Sauerkraut is one of the best and easiest ways to increase probiotics in your food. We've all heard about probiotics: beneficial bacteria for your gut. Let's explore where they come from and why you should be striving to include them in your everyday meals.
Where do these probiotics come from?
There are a variety of bacteria present on the surface of all vegetables (actually, on most things). The process of lacto-fermentation creates an environment where the beneficial bacteria, Lactobacilli, can feed off of the carbohydrates in the vegetables to preserve and proliferate causing the "harmful" bacteria to die off because the lactic acid environment that's created is a poor environment for their survival. For lacto-fermentation, you can use salt or whey (the liquid from active yoghurt). In this recipe we will use salt, so be sure not to omit it!
Why are probiotics important?
With the many modern lifestyle factors present today, there are a lot of reasons why many of us struggle with maintaining a healthy digestive tract. Some of the many factors include antibiotic use, toxic exposures (like heavy metals or pesticides), SAD (Standard American Diet), C-section births and a lack of breastfeeding. All of these can kill off bacteria found in our GI tracts, good and bad, often leading to symptoms or conditions like diarrhea, constipation, dysbiosis, IBS, and GAPS. This is why it is so important to replenish our gut microbiome with beneficial bacteria to help balance our flora and improve our bowel movements (don't be embarrassed, I'm a nutritionist; I can talk about poop all day).
Need a kickstart to your fermentation endeavors? You can schedule a cooking demonstration with me by email if you live on the Eastside of King County, WA.
Probiotic Indian-Spiced Sauerkraut
I've made this recipe once before and it is by far my husband's favorite. We eat this as a side or condiment to complement a main dish, on top of a salad, or just by itself as a snack. The variety of spices provide some added vitality and bioactive compounds where you may not find a place in your diet to squeeze them in elsewhere. This recipe can be made as a simple sauerkraut by omitting the spices, onion and garlic.
Yield: 3 quarts
Preparation time: 30 minutes +1-2 weeks of fermentation
- 2 medium heads of fresh cabbage (green or purple), about 2 pounds
- 1/2 yellow onion, thinly sliced
- 3 cloves fresh garlic
- 3 pods cardamom
- 1 inch knob of fresh ginger, grated
- 1/2 teaspoon of each: whole coriander seed, fennel seeds, fenugreek seeds, turmeric powder, curry powder
- 1/4 teaspoon of each: garam masala, black peppercorns, cumin seeds
- 1 tablespoon sea salt
- Cut each head of cabbage in half and remove the core with your knife. Save some outer leaves to cover your sauerkraut in the end.
- Using a mandolin or a sharp knife, slice the head of cabbage into thin pieces. The thinner they are, the faster they will ferment.

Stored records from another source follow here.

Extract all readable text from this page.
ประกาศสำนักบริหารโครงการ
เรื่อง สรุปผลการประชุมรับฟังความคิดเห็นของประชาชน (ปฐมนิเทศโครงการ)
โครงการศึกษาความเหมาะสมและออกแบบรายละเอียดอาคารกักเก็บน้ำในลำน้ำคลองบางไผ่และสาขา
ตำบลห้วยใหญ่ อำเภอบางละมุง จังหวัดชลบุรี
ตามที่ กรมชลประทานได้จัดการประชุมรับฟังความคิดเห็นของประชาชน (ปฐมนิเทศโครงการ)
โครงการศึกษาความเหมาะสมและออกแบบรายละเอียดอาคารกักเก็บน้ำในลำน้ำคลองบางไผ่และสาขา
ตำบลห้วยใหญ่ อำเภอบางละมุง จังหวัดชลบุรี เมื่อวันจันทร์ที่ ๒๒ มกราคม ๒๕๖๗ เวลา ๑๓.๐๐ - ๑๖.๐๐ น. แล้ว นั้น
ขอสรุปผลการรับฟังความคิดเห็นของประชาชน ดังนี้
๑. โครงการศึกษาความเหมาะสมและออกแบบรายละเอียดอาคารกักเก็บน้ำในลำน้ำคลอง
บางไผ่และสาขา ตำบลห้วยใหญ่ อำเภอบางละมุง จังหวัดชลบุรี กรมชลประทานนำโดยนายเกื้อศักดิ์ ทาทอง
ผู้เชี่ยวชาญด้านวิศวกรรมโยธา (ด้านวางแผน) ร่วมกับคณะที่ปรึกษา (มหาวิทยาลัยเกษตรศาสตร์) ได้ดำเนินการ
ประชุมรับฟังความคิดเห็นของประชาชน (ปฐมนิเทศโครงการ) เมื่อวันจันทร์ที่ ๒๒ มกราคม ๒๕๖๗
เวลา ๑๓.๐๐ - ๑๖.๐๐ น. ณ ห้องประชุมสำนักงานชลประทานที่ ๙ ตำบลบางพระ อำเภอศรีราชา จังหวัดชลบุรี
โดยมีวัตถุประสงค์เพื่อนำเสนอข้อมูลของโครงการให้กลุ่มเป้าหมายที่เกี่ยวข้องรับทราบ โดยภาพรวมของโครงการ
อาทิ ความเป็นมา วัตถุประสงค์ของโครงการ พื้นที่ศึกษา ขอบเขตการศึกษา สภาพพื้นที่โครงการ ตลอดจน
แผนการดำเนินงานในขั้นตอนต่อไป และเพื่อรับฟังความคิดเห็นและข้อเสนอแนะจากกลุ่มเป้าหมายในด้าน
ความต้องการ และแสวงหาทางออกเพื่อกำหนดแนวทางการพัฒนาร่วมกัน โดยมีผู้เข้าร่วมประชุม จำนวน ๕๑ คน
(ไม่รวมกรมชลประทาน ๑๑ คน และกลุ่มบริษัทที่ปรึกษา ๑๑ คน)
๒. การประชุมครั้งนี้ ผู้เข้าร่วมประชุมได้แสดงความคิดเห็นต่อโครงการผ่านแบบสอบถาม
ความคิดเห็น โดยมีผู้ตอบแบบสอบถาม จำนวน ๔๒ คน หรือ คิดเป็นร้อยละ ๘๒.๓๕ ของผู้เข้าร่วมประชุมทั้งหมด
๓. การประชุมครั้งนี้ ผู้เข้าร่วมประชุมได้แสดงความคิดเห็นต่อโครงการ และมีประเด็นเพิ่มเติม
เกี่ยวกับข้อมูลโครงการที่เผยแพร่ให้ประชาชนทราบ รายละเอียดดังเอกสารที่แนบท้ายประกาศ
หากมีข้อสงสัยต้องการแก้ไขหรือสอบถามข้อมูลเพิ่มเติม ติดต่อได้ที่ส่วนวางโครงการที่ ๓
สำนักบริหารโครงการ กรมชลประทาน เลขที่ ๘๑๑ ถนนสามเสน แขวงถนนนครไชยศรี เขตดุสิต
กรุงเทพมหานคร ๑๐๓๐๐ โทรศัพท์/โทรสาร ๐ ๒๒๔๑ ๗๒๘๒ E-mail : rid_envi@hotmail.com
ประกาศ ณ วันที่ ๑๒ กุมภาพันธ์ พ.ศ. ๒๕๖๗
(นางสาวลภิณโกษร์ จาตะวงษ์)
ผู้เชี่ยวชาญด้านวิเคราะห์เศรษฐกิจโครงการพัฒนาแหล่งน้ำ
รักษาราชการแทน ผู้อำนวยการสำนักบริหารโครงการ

- As you add the cabbage to the bowl, sprinkle a little salt and massage to coat the cabbage.
- Once all the cabbage is in the bowl, sprinkle the rest of the salt and massage until the juices are released.* This may take 5-10 minutes.
- Add the onion, garlic, and spices and massage for 30 seconds or until fully coated.
- Stuff the mixture into your mason jars and fill 3/4 of the way. Cover with the cabbage leaf you set aside. Pack it down until the juices rise above the mixture.
- Cover tightly with a lid and store for at least 1 week, checking about every two days to make sure the sauerkraut is still underneath the brine since fermentation causes it to expand. The longer it ferments, the more probiotic and less crunchy it will be. After 2 weeks, move it to the refrigerator to prevent further fermentation.**
- Once the sauerkraut has reached a desirable consistency, enjoy! Be sure to keep it away from heat as the probiotics will no longer be available.
*Note: If you have an older head of cabbage, you may need to add some salt water to have enough brine. Mix 1 warm cup of water with 1/2 tablespoon salt and dissolve.
**Note: In colder months, it will take longer to ferment since cold temperatures slow the proliferation of bacteria.